Il pubblico ufficiale aveva effettuato delle visure per l’investigatore, utilizzandole come corrispettivo per alcune “soffiate”.

La sentenza si denota per aver qualificato il PRA come “sistema informatico di interesse pubblico”, con conseguente applicazione dell’aggravante prevista dal comma terzo dell’articolo 615 ter del Codice penale.

L’interpretazione del reato di accesso abusivo a sistema informatico

Le sentenza si fa notare per due elementi di interesse: il primo attinente alla sussistenza del delitto di accesso abusivo a sistema informatico, il secondo relativo alla sussistenza  – o meno – dell’aggravante prevista dal terzo comma dell’articolo 615 ter del Codice penale.

La tesi del ricorrente (ossia del pubblico ufficiale), vedeva la “giustificazione” dell’esercizio del potere per ragioni d’ufficio – ossia il pagamento del “corrispettivo” all’informatore “storico”.

Il secondo motivo – di impugnazione e di interesse della pronuncia – riguardava la sussistenza  – o meno – dell’aggravante di aver effettuato l’accesso abusivo verso un sistema informatico di interesse pubblico, per l’inidoneità del P.R.A. a essere qualificato come tale.

Sotto il profilo della sussistenza del reato, la cassazione è stata “secca”, riportando il dictum della sentenza delle Sezioni Unite “Savarese” del 2017, leading case della materia.

Nello specifico, la cassazione ha affermato che “l’utilizzo di credenziali proprie dell’agente e l’assenza di espressi divieti, non escludono la possibilità che l’access o il mantenimento nel sistema informatico dell’ufficio possa comunque essere qualificato “abusivo”, quando, pur formalmente corretto, risulti effettuato per finalità estranee a quelle proprie della funzione esercitata. In altri termini, per giudicare la liceità dell’accesso occorre aver riguardo non solo alla titolarità astratta del potere esercitato, ma (anche) al suo corretto esercizio e, quindi, alla finalità perseguita dall’agente, che deve essere confacente alla ratio sottesa al potere di accesso”.

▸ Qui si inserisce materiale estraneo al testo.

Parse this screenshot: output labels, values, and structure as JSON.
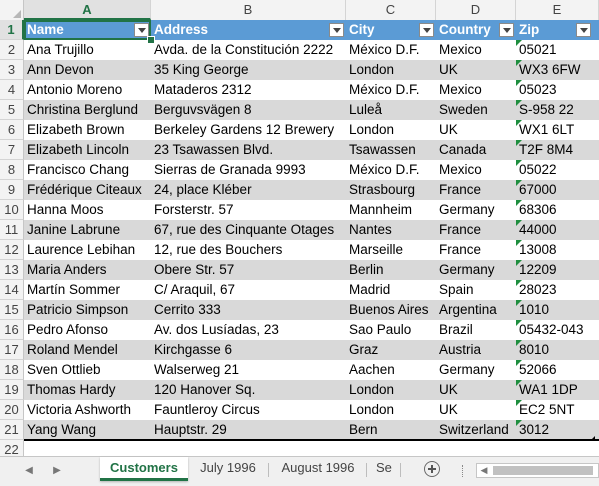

In altri termini, il potere di accesso alle banche date riservato agli agenti di polizia giudiziaria in forza presso le Procure della Repubblica è limitato alle attività strettamente istituzionali e legate alle esigenze di indagine, non alle attività “collaterali”, come il “pagamento” dell’informatore.

Questo perché “è pur vero che la figura dell’informatore non è estranea al nostro ordinamento (tant’è che il codice di procedura penale legittima gli ufficiali e gli agenti di polizia giudiziaria a non rivelarne i nomi: art. 203), ma la gestione del (pur legittimo) rapporto con l’informatore non può giustificare, in assenza di una specifica regolamentazione, l’esercizio di un potere e un connesso atto di disposizione delle entrate pubbliche a titolo di corrispettivo per le informazioni dovute”.

Il riconoscimento del P.R.A. come sistema di interesse pubblico

Altra questione quella relativa all’inserimento del P.R.A. nella categoria dei sistemi informatici di interesse pubblico.

Sul punto, affermando che il P.R.A. rientra nella categoria, la Corte offre una motivazione interessante, ma non necessariamente esaustiva, che merita riportare.

“E’ pur vero che tutte le precedenti elencazioni sembrano riferirsi alle sole ipotesi in cui emergono le “infrastrutture critiche dello Stato” (traffico aereo, navale o ferroviario, rete elettrica, idrica ecc.), ma proprio il carattere aperto della previsione (con l’inserimento di una clausola di chiusura) permette di ricomprender e anche attività diverse, esse stesse funzionali al perseguimento di un generale interesse di rilevanza pubblicistica, a prescindere dal carattere riservato dei dati contenuti nel sistema informativo (di per sé estraneo alla previsione normativa). Rilevanza della cui sussistenza non può dubitarsi in relazione al  registro automobilistico, ontologicamente destinato, proprio in ragione della sua funzione di pubblicità, all’intera collettività”.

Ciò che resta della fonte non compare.